Selain itu sampah juga beresiko mengancam keselamatan dan mata pencarian
para nelayan dan perahu-perahu wisata. Hal ini karena sampah jaring
dan benang pancing serat tunggal dapat melilit propeler mesin
perahu/kapal yang digunakan. Di samping itu, kantong dan pelapis
plastik dapat menghalangi saluran pendingin mesin, sehingga mesin
menjadi cepat panas dan akhirnya memperpendek masa pakainya. Akibat
yang ditimbulkan adalah resiko kecelakaan, mahalnya biaya perbaikan dan
hilangnya waktu melaut, yang akhirnya akan menurunkan pendapatan
nelayan.
Apa yang dapat kita lakukan?
Seperti yang dikemukakan pada bagian akhir paragraf pertama dari tulisan
ini, partisipasi semua pihak diperlukan guna mengatasi pencemaran
laut.
1) Gunakan lebih sedikit barang. Banyak masalah pencemaran yang terjadi
sebenarnya merupakan masalah sumber daya yang tidak digunakan secara
efisien. Padahal sebenarnya untuk tiap barang yang kita daur ulang atau
gunakan kembali, kita sudah menghemat satu sampah yang akan berakhir di
laut dan mengancam keselamatan manusia dan biota laut.
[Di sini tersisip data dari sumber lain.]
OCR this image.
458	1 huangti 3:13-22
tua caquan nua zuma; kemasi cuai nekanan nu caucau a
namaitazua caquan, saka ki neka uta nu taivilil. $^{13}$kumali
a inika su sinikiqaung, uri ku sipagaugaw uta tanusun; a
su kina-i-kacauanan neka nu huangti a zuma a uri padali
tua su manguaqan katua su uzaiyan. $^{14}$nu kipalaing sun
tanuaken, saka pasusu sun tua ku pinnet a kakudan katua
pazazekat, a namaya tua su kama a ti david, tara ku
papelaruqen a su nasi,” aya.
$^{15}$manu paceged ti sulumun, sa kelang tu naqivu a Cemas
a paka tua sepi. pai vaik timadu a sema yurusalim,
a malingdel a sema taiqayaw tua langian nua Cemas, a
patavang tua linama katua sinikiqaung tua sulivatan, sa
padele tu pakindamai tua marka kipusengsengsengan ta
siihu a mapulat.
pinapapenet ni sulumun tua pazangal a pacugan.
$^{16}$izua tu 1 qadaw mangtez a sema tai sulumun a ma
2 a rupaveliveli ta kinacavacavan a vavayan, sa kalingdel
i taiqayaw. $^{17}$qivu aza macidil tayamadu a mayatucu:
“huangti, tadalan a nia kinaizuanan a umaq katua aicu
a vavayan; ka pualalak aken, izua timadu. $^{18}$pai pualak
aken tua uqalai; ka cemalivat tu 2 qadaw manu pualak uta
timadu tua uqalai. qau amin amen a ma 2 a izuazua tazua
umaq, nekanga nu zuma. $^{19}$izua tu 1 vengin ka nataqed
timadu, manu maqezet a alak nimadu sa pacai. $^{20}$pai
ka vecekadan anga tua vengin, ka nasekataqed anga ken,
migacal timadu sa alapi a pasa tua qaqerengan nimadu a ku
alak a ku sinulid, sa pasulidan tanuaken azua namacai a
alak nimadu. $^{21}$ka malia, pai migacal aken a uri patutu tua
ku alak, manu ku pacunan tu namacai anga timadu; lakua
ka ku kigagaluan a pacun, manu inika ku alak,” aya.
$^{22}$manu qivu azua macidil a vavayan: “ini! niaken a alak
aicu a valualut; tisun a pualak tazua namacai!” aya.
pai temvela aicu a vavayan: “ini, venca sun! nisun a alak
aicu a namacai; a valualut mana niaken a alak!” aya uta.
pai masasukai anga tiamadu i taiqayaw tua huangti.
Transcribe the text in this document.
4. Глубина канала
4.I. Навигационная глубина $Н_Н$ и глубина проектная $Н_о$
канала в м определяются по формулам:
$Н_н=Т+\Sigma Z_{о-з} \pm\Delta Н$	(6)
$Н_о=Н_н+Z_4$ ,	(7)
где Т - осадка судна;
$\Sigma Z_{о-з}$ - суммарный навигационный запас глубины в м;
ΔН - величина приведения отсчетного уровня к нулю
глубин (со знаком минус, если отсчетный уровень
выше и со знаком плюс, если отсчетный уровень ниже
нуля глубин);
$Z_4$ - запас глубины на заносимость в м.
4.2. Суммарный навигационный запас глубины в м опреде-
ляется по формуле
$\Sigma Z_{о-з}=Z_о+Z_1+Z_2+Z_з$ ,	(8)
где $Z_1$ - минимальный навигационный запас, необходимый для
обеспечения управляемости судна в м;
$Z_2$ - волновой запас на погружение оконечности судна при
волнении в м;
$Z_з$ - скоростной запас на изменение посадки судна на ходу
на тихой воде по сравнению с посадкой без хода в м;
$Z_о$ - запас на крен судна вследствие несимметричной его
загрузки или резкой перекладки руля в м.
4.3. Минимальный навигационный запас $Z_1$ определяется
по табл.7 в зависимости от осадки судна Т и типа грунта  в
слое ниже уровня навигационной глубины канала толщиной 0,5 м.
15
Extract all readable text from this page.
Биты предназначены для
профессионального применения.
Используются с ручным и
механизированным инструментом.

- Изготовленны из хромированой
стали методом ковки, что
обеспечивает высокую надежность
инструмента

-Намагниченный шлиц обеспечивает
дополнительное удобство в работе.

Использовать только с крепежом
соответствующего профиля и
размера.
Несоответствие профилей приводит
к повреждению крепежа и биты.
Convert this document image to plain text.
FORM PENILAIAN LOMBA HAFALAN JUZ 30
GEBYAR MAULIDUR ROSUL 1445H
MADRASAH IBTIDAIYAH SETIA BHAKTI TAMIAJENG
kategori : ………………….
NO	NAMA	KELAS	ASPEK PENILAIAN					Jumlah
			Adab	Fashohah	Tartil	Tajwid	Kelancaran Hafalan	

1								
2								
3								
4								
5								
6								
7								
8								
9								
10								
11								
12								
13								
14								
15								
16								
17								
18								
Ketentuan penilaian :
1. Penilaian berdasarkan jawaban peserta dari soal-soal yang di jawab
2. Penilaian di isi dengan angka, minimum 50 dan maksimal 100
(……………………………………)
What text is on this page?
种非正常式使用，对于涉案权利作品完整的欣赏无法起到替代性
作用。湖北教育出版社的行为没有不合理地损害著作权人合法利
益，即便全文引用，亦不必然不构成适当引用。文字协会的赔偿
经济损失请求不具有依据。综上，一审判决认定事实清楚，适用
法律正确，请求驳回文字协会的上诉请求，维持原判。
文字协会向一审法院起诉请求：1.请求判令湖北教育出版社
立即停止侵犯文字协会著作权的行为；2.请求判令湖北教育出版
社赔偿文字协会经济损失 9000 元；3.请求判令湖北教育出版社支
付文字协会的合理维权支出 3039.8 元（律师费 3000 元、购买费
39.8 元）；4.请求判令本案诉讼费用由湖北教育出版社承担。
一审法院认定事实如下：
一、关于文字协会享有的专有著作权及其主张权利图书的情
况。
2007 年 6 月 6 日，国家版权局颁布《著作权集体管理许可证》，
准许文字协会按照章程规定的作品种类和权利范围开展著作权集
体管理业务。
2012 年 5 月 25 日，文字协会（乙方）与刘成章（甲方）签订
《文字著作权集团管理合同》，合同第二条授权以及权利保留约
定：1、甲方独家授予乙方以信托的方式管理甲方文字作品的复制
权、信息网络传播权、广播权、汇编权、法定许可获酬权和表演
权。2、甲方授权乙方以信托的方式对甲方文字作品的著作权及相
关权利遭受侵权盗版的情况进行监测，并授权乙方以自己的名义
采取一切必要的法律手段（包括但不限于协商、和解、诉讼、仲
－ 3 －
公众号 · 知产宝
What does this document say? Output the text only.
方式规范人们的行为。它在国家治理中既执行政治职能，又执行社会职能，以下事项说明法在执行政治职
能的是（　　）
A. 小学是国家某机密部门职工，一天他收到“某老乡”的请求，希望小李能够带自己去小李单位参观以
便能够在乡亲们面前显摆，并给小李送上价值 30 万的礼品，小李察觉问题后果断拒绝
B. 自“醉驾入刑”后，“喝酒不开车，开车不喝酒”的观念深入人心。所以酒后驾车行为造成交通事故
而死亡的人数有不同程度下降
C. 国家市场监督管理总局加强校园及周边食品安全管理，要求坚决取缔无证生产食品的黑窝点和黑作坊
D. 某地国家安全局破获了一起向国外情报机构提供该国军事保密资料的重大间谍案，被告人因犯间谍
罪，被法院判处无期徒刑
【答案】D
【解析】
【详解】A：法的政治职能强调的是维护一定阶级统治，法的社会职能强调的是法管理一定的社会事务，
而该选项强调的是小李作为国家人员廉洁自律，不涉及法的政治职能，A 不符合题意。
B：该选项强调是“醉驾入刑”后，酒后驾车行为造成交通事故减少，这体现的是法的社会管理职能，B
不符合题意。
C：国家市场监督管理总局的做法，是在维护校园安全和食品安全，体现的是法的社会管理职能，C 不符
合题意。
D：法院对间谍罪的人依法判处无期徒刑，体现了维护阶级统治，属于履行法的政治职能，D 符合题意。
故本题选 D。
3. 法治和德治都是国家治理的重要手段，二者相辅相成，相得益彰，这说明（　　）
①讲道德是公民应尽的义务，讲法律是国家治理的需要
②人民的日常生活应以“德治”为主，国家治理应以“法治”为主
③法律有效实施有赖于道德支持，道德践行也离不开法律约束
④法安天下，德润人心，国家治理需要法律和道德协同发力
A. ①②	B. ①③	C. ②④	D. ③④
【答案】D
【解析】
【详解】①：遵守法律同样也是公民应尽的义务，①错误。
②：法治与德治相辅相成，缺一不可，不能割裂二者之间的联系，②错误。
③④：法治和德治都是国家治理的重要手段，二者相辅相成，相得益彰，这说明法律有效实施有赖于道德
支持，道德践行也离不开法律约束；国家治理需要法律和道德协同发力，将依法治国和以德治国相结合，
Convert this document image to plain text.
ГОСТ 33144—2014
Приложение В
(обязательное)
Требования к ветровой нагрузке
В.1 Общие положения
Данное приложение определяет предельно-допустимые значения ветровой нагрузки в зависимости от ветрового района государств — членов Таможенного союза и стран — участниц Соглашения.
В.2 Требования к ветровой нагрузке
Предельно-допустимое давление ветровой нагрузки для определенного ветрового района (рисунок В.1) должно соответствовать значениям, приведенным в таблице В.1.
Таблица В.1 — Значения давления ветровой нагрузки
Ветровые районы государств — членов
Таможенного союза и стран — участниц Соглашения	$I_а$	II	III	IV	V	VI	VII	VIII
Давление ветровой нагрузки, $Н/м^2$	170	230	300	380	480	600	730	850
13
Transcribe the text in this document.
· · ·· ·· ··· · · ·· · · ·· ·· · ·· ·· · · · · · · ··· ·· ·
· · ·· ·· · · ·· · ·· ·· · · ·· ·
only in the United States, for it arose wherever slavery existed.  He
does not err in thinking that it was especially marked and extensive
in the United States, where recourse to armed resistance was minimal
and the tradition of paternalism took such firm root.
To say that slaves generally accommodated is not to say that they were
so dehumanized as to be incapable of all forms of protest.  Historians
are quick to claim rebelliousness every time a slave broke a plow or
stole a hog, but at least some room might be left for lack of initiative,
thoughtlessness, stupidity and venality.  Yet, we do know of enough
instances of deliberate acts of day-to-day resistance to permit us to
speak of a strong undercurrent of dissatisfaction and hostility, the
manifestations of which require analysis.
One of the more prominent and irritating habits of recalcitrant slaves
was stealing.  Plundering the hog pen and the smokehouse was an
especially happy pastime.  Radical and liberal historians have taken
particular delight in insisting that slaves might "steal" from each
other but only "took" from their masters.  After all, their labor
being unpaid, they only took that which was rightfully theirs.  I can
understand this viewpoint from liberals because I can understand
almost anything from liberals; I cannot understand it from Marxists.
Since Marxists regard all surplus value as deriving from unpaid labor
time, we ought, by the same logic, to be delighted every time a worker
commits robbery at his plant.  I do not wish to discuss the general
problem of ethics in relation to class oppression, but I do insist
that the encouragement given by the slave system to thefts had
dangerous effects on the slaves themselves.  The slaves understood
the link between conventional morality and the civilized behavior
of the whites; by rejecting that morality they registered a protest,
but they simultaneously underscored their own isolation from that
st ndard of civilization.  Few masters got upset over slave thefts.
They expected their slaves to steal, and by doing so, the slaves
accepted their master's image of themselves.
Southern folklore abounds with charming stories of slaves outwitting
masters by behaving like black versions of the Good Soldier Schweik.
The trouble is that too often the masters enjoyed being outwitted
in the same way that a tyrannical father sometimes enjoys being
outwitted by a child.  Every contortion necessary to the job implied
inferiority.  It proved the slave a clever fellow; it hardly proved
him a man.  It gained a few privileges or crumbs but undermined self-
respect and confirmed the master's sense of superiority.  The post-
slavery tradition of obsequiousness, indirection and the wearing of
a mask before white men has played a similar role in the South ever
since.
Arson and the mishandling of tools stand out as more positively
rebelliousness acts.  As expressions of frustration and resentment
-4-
Semua barang yang kita gunakan setiap harinya berasal dari alam seperti
pepohonan, minyak bumi, pasir, air, tanah dan logam, di mana banyak di
antaranya merupakan sumber daya yang tak dapat diperbarui. Dengan
membuang sampah pada lahan yang dikhususkan untuk itu seperti untuk
landfill, dan bukannya langsung ke laut, kita akan mengurangi secara
drastis penggunaan sumber daya alam tidak terbarukan yang masih tersisa.
Logam misalnya, hampir 75% dari keseluruhan jenisnya hanya digunakan
sekali. Daur ulang logam mengurangi pencemaran air dan udara, dan hanya
membutuhkan 70% dari tenaga yang dibutuhkan untuk produksi logam dari
bahan mentah.
2) Berpartisipasilah dalam penyelesaian masalah sampah laut. Sampah laut
yang terdampar di kawasan pesisir sebenarnya merupakan indikasi
masalah polusi perairan yang jauh lebih besar yang disebabkan oleh
masyarakat biasa yang melakukan hal yang biasa mereka lakukan setiap
harinya. Hujan menyapu ceceran minyak dari lahan parkir, pupuk dari
tanah pertanian, kotoran hewan peliharaan dari trotoar dan pinggir
jalan dan bahan cemar lainnya dari sumber-sumber lain. Berbagai racun
tersebut akan terbawa air hujan ke laut melalui selokan, yang pada
gilirannya akan meracuni sumber air dan biota laut. Kita dapat berperan
dalam mengatasi masalah ini dengan mendaur ulang oli bekas,
memperbaiki tanki kendaraan yang bocor, menggunakan produk-produk yang
tidak beracun dan praktek-praktek lainnya sehingga selokan tidak
tersumbat dan bersih.
Praktek-praktek tersebut meliputi:
• Daur ulang, gunakan kembali dan mengurangi (Reduce, Reuse and Recycle)
penggunaan barang-barang di rumah, di tempat kerja dan di sekolah.
Kertas bekas misalnya, dapat digunakan sebagai bahan mentah pembuatan
kertas baru dan produk-produk yang terbuat dari kertas. Selain itu
kertas dapat digunakan kedua sisinya. Setiap 907 kg kertas yang didaur
ulang kembali berarti ada 17 pohon yang diselamatkan.
• Belilah produk yang dibuat dari bahan daur ulang dengan kemasan seminim mungkin atau tanpa kemasan sama sekali.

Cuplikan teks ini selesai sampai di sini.